Ivan Reynolds said he doesn’t claim to know the nature of humanity, “but I think about it a lot.”
The high school junior said he often expresses that thinking through his artwork, as in a piece he recently completed in Susan Langford’s studio art class. The assignment she gave to her 20 or so students was to convey a concept using a three-dimensional cast of their own hand, a drawing, and the written word.
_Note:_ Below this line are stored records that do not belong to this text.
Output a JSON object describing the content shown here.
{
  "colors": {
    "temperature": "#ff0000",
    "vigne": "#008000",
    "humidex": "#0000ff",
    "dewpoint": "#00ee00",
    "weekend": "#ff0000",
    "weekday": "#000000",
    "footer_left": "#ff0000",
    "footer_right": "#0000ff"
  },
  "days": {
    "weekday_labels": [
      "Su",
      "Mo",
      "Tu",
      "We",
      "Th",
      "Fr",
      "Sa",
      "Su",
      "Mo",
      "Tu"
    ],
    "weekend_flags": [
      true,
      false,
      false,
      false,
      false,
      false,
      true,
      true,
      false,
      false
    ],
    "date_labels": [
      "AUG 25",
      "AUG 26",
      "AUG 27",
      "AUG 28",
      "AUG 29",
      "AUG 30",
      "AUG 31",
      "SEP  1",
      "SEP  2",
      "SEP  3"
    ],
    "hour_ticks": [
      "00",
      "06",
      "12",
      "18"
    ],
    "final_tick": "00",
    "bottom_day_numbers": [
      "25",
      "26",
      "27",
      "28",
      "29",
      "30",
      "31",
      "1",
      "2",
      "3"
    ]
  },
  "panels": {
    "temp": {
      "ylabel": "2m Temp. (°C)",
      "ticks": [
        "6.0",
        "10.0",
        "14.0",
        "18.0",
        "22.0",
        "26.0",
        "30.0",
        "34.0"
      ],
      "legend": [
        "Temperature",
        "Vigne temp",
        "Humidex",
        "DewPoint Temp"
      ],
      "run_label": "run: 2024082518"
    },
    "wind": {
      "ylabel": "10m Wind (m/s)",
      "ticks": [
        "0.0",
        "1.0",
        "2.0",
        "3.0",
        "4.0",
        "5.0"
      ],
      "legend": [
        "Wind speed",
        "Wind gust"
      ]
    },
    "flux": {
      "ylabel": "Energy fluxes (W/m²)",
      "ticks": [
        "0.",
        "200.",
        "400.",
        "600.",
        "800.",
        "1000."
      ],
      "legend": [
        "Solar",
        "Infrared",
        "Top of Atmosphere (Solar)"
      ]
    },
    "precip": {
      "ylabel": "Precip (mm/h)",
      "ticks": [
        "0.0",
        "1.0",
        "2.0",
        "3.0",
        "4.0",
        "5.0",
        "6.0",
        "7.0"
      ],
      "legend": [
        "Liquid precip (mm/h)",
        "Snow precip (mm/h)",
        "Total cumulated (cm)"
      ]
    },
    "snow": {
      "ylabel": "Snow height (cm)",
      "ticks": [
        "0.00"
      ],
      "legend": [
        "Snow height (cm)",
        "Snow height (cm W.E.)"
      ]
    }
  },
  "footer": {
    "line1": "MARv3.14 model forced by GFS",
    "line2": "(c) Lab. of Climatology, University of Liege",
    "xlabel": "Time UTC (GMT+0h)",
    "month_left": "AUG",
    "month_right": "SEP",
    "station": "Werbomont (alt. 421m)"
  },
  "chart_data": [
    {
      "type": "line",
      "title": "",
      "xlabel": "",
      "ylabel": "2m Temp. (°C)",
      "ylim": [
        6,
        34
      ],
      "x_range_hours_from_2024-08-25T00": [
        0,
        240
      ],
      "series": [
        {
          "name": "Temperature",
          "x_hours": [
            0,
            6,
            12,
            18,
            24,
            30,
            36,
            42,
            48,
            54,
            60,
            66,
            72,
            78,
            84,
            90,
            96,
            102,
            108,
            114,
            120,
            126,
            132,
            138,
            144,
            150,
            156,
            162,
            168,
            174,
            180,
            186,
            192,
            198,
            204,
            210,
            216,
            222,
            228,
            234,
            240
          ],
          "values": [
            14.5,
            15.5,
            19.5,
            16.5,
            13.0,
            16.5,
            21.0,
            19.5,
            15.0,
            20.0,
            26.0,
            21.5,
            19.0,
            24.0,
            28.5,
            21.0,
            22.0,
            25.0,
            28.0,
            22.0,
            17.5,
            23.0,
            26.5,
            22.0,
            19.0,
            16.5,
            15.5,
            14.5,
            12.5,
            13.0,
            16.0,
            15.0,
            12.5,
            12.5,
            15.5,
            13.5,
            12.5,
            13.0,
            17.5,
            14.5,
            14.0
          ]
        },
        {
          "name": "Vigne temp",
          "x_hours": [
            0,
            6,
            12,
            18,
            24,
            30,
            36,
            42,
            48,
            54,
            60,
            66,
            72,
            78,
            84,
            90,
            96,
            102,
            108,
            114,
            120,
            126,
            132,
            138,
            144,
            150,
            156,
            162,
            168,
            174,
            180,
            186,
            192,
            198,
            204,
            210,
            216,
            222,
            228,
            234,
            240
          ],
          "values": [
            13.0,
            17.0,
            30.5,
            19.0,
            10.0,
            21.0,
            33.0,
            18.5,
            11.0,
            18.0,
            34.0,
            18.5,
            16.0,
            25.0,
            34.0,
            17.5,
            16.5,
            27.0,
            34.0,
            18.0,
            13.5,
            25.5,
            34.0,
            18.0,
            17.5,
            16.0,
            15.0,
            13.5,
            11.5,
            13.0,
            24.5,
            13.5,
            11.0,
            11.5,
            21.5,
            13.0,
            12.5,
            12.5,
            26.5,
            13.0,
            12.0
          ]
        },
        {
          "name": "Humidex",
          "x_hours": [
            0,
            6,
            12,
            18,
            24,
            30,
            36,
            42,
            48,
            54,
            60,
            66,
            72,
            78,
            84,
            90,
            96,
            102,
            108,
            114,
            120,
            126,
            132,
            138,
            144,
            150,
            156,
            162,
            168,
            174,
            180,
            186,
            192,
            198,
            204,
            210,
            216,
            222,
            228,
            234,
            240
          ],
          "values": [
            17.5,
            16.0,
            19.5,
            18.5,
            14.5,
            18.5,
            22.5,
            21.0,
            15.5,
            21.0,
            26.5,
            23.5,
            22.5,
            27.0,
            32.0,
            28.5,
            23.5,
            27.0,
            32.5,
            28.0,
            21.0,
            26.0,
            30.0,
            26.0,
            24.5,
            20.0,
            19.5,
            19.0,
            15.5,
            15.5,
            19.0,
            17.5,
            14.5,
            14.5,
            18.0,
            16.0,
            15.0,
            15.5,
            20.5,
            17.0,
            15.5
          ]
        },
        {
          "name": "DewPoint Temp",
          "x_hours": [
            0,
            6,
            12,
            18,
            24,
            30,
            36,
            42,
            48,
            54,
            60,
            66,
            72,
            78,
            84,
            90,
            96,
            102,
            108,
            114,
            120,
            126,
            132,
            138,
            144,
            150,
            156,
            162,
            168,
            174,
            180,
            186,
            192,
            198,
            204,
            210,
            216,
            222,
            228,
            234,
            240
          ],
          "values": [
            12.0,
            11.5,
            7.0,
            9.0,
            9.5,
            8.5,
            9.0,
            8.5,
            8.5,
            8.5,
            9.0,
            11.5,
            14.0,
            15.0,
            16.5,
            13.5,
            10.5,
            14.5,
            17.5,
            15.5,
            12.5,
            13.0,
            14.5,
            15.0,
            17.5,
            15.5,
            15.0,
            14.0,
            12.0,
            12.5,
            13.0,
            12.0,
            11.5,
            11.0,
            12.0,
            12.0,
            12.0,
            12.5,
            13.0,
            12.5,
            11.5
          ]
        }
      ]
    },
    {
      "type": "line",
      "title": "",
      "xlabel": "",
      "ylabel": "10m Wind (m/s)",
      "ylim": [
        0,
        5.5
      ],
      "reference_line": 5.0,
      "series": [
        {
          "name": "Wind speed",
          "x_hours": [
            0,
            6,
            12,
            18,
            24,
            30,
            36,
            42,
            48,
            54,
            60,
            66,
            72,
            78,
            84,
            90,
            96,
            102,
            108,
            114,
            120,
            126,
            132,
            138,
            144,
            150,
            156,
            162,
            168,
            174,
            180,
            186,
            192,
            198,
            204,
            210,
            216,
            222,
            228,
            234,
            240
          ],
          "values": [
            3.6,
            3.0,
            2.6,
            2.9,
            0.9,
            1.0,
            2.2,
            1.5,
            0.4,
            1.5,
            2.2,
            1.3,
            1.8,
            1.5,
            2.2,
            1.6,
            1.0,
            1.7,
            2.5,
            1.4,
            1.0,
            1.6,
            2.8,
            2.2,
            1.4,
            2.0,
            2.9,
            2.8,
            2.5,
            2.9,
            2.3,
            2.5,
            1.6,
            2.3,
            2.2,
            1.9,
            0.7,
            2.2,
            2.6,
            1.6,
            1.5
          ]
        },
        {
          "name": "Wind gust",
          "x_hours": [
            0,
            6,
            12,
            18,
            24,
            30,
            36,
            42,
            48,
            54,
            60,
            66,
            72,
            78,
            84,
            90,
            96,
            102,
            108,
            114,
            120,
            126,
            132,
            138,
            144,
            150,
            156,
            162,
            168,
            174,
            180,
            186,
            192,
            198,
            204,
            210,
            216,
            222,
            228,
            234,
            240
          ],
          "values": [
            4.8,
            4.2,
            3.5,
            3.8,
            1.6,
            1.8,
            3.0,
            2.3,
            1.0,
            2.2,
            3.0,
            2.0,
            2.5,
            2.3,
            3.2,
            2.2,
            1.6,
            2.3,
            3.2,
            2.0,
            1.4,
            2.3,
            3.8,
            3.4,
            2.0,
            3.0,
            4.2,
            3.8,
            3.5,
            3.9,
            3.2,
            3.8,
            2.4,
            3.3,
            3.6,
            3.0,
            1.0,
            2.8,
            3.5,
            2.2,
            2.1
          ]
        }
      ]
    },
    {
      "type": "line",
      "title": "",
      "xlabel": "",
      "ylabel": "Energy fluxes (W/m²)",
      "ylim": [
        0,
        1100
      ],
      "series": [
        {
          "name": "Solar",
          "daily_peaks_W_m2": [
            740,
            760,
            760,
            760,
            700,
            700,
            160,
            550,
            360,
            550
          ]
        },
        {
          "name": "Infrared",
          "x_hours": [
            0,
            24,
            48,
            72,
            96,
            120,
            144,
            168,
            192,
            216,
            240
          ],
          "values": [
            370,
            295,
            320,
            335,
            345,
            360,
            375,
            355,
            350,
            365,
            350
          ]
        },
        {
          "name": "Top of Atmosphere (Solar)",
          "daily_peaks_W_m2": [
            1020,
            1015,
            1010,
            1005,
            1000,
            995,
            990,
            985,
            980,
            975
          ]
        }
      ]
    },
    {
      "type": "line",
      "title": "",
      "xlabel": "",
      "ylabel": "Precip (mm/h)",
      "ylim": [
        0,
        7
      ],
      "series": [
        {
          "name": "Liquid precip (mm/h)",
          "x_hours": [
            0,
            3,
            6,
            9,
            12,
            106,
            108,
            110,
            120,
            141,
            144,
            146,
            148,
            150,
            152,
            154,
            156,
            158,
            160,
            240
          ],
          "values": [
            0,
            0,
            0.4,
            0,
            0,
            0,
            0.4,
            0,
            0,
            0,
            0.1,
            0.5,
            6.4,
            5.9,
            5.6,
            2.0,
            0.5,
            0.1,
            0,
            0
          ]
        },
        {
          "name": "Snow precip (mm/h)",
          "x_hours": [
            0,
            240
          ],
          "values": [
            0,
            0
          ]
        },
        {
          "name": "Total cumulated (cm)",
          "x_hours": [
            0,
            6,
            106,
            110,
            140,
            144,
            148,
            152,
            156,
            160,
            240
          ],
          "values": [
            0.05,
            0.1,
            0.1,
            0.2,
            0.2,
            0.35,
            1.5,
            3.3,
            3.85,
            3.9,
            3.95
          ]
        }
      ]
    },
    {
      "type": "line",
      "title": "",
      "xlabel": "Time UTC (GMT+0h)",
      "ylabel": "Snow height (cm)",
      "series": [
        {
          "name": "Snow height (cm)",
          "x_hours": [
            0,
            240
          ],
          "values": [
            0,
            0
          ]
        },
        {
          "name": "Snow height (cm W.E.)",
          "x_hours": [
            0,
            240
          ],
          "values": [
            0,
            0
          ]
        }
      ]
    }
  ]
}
Ivan chose peace. His project included a plaster cast of his hand, a pop-up drawing of another hand, and two sheets of paper in the center: one transparent with an olive branch drawn on the front, the other with a message written like a ransom note. The entire piece relies heavily on biblical allusion, metaphor and, as Ivan’s artist’s statement reads in part:
“I wanted to emphasize how art sacrifices even when it has nothing to give; art sacrifices to the viewer, to the creator and to the piece as a whole. … I wanted to capture the palpable feeling of desire in those who are seeking value in their lives. … The viewer can read the piece for the exact wording, but the ransom note format was an intentional metaphor to how hate can possess our lives, a ransom mitigated only by peace. For me, peace is achieved through art, serving and spirituality.”
Langford has had her students do plaster casting before, and always requires writing as part of art projects, but this was the first time her students did the project in just this way. She said she was impressed by what they achieved.
“The symbolism was exceptional, and everybody’s work on this was really, really good,” she said.
Isabella Blakely’s piece included a cast of her hand grasping one that she had drawn, covered in vines.
“Thorns represent the little problems and setbacks that can pull you down,” Isabella said.
Classmate Olivia Brenner aimed to convey her giving nature and her attachment to the people and things in her life. She illustrated this with a drawing of a hand holding flowers and a cast of her own cupped hand with real, stemmed flowers dangling between the outstretched fingers.
“I feel like I’m a very organized person, but I also have a lot of flaws,” Olivia explained. “Then there’s a conflict that I want to get out on my own but I’m still a homebody. I’m going to college, which I’m excited about but also a little afraid.”
Her piece, Olivia said, shows how “it can get confusing, but it’s all still very beautiful.”